The general quality of these essays is very high. Certainly this is true of those considered above. Still, not all of them are wholly successful. Filippo Mignini's "Fictio/Verziering[e] in Spinoza's Early Writings" is something of a retread of claims he has made more effectively elsewhere, and the argument is obscured by his dutiful tabulation of every use of the verb fingo and noun fictio across various works. Russ Leo's "Spinoza's Calvin" takes on an interesting topic (the extent to which Spinoza incorporates the structure and idiom of Calvin's Institutes) and is learned and informative; but its fascination with small details overburdens the work. Oded Schechter's "Temporalities and Kinds of Cognition in the Treatise on the Emendation of the Intellect, the Short Treatise, and the Ethics" is ambitious and at times insightful; however, it takes on far too much, leaving its most surprising claims in need of further support. Still, even the flawed essays are worth reading. Take Pina Totaro's piece ("The Young Spinoza and the Vatican Manuscript of Spinoza's Ethics") on the Vatican manuscript (of which she was one of the co-discoverers!). It may not build toward any particular claim, but it does include some eye-opening observations about the differences between the Vatican edition and the Opera Posthuma (OP) and Nagelate Schriften (NS) editions that will be of interest to scholars.
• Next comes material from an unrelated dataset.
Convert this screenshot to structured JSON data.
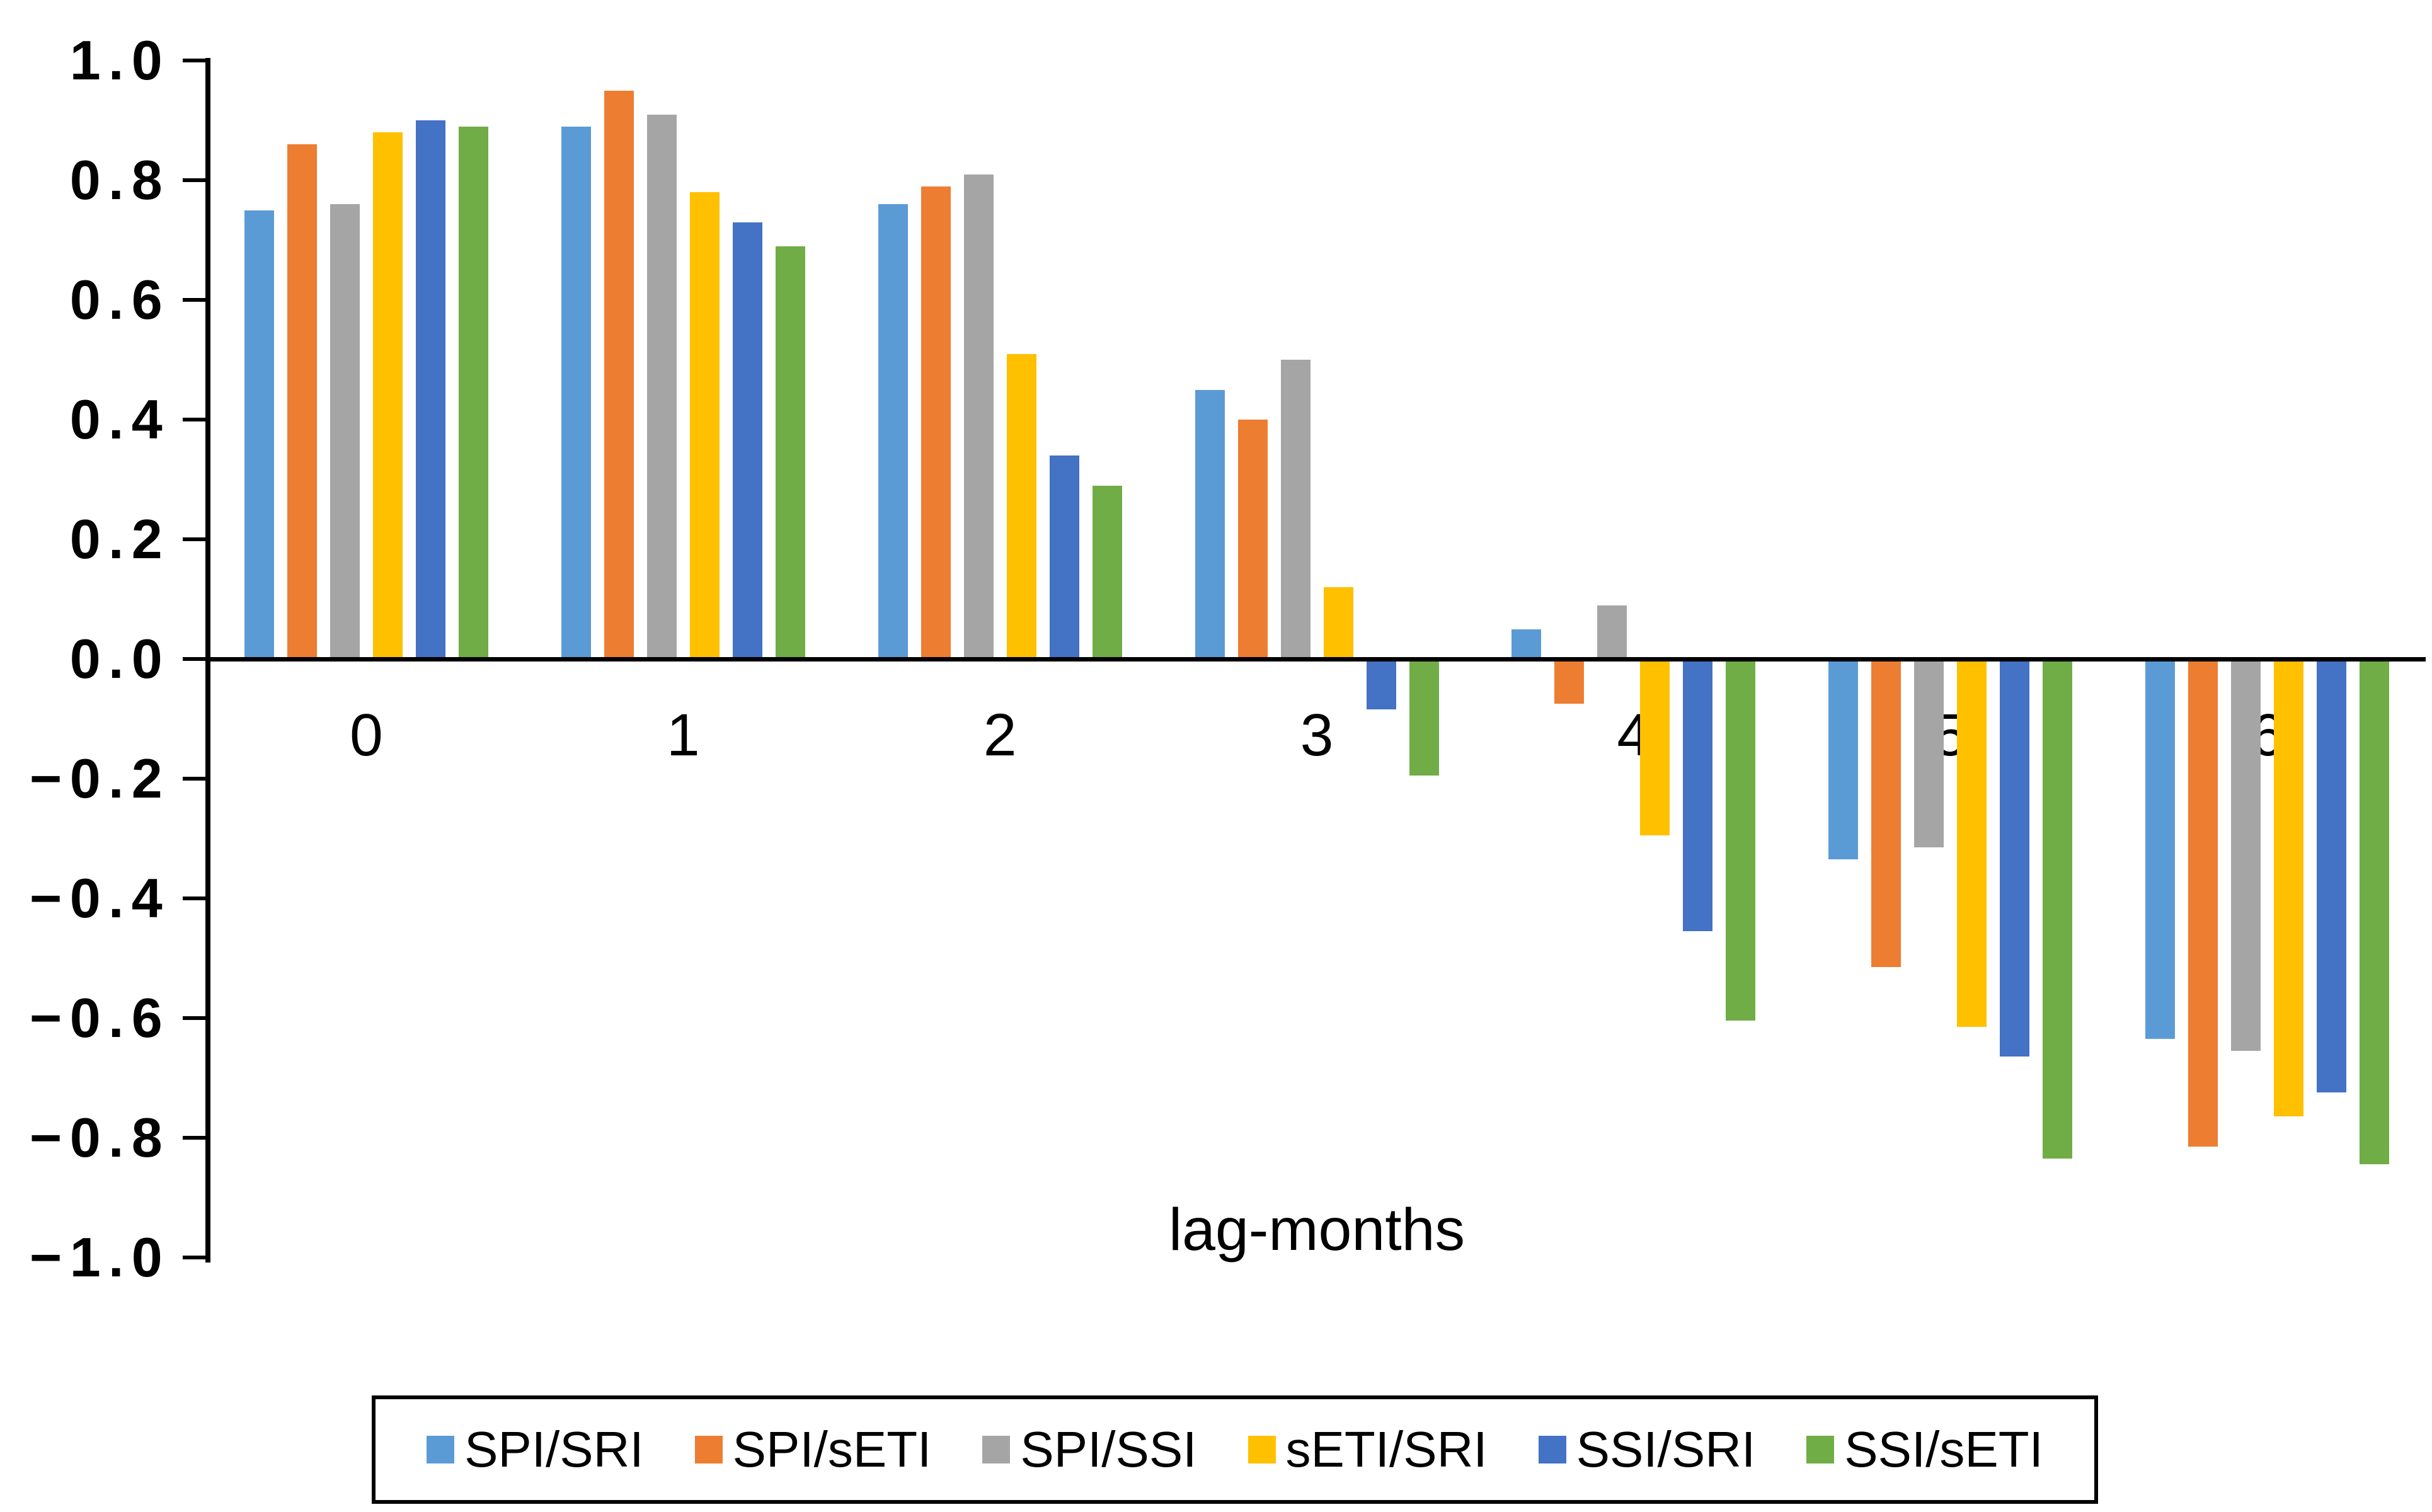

In terms of coverage, I was a little surprised to find that not a single one of the twenty essays seriously engages the rich treatment of the affects in KV II. But omissions like this can be forgiven since the overlap in topics that Melamed acknowledges in his introduction actually lends coherence to the volume. More regrettable is the lack of gender balance: only three of the twenty contributors are female. On the positive side, though, there is a good mix of senior and junior contributors, hailing from both North America and Europe and representing a range of interpretative approaches.
There is a lot of valuable material in this volume. Spinoza scholars will absolutely want to own a copy. And, given the reasonable price of the paperback edition, others with an interest in early modern philosophy might consider buying it. But it should be evident from this review that this is not a volume for those who are relatively new to Spinoza, as many of the essays are best understood in light of current research on the Ethics. Whether or not this collection fulfills Melamed's aspirations to "re-launch" a research program on Spinoza's early writings (p. 3), if this volume is any indication, future scholarship on the early writings is likely to be parasitic on the study of Spinoza's later works. Spinoza's legacy, as a matter of fact, rests squarely on the strength of his post-1663 works. Nevertheless, this volume amply attests to the ways that the early writings can fill out and enrich our understanding of this great philosopher.